Surefire riches await those who dare to seize them, argues this brash debut primer on real-estate investing.
Harden, who owns rental properties and is involved with the music, publishing and restaurant industries, subscribes to the theory of cash-flow propounded by investment guru Robert Kiyosaki in his Rich Dad, Poor Dad motivational book series—the idea that wealth comes from owning assets that generate “passive income” without much labor or risk. Harden says he spends just one hour a day managing his holdings and insists that readers can “take any idea and turn it into a cash cow for yourself.” In this book, he focuses on his own version of Kiyosaki’s real-estate doctrine. His lucid, engaging outline covers the basics of finding and buying properties that will generate a positive net rent after expenses, tax breaks and appreciation; assembling a team to manage the properties; leveraging equity in one property into a down payment for the next; and vacationing in Tahiti while the income rolls in.
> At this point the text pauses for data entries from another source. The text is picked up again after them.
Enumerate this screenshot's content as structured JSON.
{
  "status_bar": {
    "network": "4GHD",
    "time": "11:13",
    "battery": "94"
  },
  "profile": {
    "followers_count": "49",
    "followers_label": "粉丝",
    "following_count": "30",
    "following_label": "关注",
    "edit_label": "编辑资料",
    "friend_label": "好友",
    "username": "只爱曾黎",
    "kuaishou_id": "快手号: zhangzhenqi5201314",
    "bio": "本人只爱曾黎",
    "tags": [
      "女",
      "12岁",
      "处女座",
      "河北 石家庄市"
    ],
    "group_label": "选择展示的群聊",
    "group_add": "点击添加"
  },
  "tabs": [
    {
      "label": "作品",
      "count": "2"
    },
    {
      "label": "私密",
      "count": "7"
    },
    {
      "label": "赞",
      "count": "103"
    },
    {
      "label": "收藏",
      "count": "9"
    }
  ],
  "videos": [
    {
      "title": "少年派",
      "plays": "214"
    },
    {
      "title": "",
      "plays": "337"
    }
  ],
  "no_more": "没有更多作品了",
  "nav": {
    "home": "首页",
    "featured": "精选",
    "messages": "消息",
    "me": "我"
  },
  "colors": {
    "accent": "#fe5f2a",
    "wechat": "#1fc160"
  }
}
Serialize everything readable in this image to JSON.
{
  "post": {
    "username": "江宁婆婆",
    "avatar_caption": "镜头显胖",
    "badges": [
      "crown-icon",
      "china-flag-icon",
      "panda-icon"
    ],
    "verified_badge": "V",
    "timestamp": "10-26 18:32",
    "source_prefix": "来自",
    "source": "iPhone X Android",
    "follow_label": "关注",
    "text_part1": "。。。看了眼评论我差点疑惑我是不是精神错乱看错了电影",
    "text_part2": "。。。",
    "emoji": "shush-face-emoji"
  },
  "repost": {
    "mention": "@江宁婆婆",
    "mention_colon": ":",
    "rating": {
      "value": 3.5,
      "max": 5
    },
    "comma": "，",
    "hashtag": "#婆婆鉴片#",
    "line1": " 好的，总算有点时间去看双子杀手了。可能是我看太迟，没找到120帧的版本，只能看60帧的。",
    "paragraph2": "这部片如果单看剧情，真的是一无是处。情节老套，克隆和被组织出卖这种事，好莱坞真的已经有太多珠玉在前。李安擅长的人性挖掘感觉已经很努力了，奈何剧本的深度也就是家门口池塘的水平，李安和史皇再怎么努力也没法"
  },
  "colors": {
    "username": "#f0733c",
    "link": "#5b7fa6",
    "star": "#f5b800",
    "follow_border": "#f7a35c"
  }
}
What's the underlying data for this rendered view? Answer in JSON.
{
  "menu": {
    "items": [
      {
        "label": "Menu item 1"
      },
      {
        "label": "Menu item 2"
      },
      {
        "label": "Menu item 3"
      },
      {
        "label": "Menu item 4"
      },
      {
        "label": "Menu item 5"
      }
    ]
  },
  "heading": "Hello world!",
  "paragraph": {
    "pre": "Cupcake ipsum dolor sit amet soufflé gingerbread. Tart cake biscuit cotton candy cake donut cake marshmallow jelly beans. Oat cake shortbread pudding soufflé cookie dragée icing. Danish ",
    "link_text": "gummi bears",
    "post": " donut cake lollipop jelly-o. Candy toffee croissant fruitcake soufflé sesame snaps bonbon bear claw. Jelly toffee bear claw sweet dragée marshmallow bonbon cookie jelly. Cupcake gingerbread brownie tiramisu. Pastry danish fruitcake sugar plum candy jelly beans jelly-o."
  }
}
The author provides useful insights about vetting and overseeing rental properties, along with examples that lay out the financials. He also throws in miscellaneous money advice—for example, to pay off high-rate credit cards first—as well as nebulous management theory. (The ideal executive team, he writes, should include an “integrator” who “develops an organic consciousness by affirming core values and establishing a shared sense of purpose.”) Unfortunately, Harden’s treatment is simply too cursory to convey the nuts and bolts of the complex, risky real-estate plays he envisions. Glib allusions to “creative” financing with “other people’s money” and tax-dispelling “phantom depreciation expenses” may make some readers nervous. Neophytes may consider the author’s 12-week schedule for business incorporation and closing on properties to be impossibly ambitious, and his injunctions to avoid “analysis paralysis” and “never let [lack of] money stop you from acquiring an asset” more reckless than reassuring. Indeed, Harden devotes much of the book to strident motivational speeches that demand that readers get over their anxieties, embrace exotic business opportunities, tune out naysayers and practice “mind-training exercises.” He even asks readers to recite a mantra, “I am empowered with financial freedom in all areas of my life,” 10 times before reading the book. Although Harden’s entrepreneurial ebullience feels inspiring, readers may wonder what devils lurk in the details.
A starry-eyed but not entirely convincing guide to real-estate deal-making.